The state of Texas on Wednesday reported a 4.7 per cent jump in hospitalizations to 2,153, the fourth consecutive daily increase.
The figures showing an escalation came as Governor Greg Abbott tweeted a public service announcement featuring baseball legend Nolan Ryan urging Texans to wash their hands and to not be "a knucklehead".
The governor was criticized for an aggressive reopening last month.
The health department in Florida said in a statement that it attributes the increase in cases to "greatly expanded efforts in testing", and noted that overall positivity rates remain low, at about 5.5 per cent.

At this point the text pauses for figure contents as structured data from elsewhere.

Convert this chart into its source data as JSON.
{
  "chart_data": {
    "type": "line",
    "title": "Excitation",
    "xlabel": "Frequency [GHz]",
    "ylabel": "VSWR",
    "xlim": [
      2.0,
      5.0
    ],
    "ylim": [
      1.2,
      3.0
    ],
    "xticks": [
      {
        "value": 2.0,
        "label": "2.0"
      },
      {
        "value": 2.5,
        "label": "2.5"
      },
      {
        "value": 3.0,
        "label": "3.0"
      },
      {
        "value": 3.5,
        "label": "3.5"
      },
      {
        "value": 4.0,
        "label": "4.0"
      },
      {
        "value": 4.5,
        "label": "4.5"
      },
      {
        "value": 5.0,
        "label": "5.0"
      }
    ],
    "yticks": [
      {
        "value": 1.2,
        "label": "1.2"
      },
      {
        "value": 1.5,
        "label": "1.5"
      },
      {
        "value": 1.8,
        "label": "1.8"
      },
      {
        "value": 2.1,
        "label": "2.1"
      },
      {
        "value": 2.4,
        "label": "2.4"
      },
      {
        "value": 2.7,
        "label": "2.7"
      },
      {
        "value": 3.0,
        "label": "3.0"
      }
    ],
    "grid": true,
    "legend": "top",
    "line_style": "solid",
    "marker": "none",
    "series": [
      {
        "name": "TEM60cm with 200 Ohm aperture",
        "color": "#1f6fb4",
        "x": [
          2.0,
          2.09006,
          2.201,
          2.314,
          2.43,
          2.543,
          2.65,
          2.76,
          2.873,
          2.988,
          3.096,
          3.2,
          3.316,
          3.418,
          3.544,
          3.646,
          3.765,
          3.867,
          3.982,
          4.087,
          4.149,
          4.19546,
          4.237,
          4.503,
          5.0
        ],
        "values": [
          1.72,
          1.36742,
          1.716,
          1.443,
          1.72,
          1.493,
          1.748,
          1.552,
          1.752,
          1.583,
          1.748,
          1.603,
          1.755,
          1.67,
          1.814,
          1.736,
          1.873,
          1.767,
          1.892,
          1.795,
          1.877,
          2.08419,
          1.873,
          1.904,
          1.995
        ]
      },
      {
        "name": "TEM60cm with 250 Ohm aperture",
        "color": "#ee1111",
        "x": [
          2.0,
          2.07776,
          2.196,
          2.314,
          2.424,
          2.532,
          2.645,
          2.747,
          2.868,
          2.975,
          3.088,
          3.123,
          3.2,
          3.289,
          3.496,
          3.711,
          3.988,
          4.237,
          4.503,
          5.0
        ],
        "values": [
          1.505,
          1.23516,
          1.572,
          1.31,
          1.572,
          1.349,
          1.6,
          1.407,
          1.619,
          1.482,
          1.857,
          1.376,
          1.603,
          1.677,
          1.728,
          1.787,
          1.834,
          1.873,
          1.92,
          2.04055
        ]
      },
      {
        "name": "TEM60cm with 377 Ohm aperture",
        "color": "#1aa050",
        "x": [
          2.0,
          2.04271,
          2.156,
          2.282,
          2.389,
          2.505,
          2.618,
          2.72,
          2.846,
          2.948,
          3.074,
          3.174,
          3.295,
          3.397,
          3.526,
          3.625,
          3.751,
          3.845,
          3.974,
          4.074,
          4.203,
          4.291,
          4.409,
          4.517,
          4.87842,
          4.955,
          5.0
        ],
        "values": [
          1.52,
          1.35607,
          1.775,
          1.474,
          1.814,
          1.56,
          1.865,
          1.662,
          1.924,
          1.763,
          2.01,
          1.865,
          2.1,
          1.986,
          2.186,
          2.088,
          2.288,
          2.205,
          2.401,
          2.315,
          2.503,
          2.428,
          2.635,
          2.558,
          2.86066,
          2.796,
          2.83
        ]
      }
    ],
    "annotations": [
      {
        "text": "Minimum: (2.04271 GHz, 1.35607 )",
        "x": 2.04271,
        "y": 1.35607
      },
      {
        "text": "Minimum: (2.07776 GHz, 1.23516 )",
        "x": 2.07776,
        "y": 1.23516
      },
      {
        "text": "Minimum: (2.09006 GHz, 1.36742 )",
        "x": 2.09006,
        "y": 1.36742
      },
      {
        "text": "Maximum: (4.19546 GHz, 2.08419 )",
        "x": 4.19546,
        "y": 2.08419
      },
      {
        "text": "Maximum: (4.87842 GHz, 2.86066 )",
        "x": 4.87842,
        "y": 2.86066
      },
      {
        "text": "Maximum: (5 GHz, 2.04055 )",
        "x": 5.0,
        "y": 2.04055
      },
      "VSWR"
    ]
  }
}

Following the trend is Georgia, which was the first US state to reopen. COVId-19 cases there have plateaued.
California has been slower than most to reopen although it was the earliest state to shut down its economy over the coronavirus, after one of the nation's first outbreaks in the San Francisco Bay Area.
Despite this, the state has also seen the number of people hospitalized with Covid-19 rebound in the past two weeks, as commerce accelerates. Case counts are climbing too, although officials attribute that to increased testing and say it's a sign of preparation.
Rising numbers represent the virus spreading into places that largely avoided the first round of infections, including rural Imperial County in California's southeastern desert. Yet the contagion remains present in places that bore the brunt of the first wave, including Los Angeles County.
Interestingly, hospitalizations there are lower than at the start of May, but deaths remain stubbornly high, with 500 in the past week alone.
However, Dr Barbara Ferrer, Los Angeles County public health director, said the region has likely not seen the end of the first wave.
America has long been bracing for another wave, but future outbreaks are likely to take a different shape. Social distancing and mask-wearing, as well as careful behavior by individuals, are likely to have staying power even as economies reopen.
Medical experts are steeling for autumn, when changes in weather and back-to-school plans could have damaging repercussions.
Dr Lance Waller, a professor at Emory University's Rollins School of Public Health in Atlanta said, "The second wave isn't going to mirror the first wave exactly. It's not snapping back to exactly the same thing as before, because we're not exactly the way we were before."
A fellow at the Infectious Diseases Society of America, Dr Daniel Lucey, compared the virus' new paradigm with a day at the beach, “America has been bracing for another ‘high tide’ like the one that engulfed New York City. Today is a low tide, but ‘the waves are always coming in’.”